Nos Estados Unidos a primeira Residência em Medicina de Emergência foi criada em 1970 na Universidade de Cincinatti. Já o primeiro Departamento de Medicina de Emergência em uma faculdade de medicina foi criado em 1971, na University of Southern California. Em 1979, o American Board of Medical Specialties, em uma votação histórica, criou oficialmente a especialidade. Atualmente, existem programas de residência com duração de três a quatro anos, de acesso direto ou como extensão de outras especialidades. Após o término de um desses programas, o candidato ao título de emergencista deve ser aprovado em um exame realizado pelo American Board of Emergency Medicine.

Na Austrália e na Nova Zelândia, a certificação de um médico emergencista pelo ACEM (Australasian College for Emergency Medicine) requer um treinamento mínimo de sete anos.

Já no Canadá, há duas rotas diferentes para a formação do médico emergencista: (1) um programa de residência em Medicina de Emergência, de acesso direto, com a duração de cinco anos, certificado pelo Royal College of Physicians and Surgeons of Canada, e (2) um ano optativo para treinamento em emergência voltado para egressos da residência em Medicina de Família, certificado pelo College of Family Physicians of Canada.

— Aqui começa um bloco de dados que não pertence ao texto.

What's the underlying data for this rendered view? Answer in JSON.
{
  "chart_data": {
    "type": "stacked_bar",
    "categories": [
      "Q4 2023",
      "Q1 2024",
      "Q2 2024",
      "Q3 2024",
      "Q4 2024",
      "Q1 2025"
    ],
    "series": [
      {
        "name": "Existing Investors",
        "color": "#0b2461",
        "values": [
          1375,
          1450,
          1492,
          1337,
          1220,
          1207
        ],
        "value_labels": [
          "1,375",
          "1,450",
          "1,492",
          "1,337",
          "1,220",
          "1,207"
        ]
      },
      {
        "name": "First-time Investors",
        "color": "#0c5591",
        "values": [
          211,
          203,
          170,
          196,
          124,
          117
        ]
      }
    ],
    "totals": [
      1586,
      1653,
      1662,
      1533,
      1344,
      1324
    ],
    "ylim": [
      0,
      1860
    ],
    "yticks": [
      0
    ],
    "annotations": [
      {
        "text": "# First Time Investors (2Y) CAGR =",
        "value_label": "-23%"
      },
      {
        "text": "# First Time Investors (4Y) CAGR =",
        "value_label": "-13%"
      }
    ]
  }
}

Usualmente, os médicos envolvidos em pequenos pronto-atendimentos e hospitais do interior, fizeram a segunda formação, enquanto os integrantes do corpo clínico de centros terciários e acadêmicos optam pela primeira formação, de acesso direto, com cinco anos de duração.

No Reino Unido e na Irlanda, o College of Emergency Medicine estabelece um exame para conceder a certificação de Fellow of the College of Emergency Medicine (FCEM). Para submeter-se ao exame, é necessário um treinamento de seis anos.

Na América Latina, a Medicina de Emergência é uma especialidade reconhecida no México, Peru, Colômbia, Venezuela, Panamá e, desde 2012, na Argentina.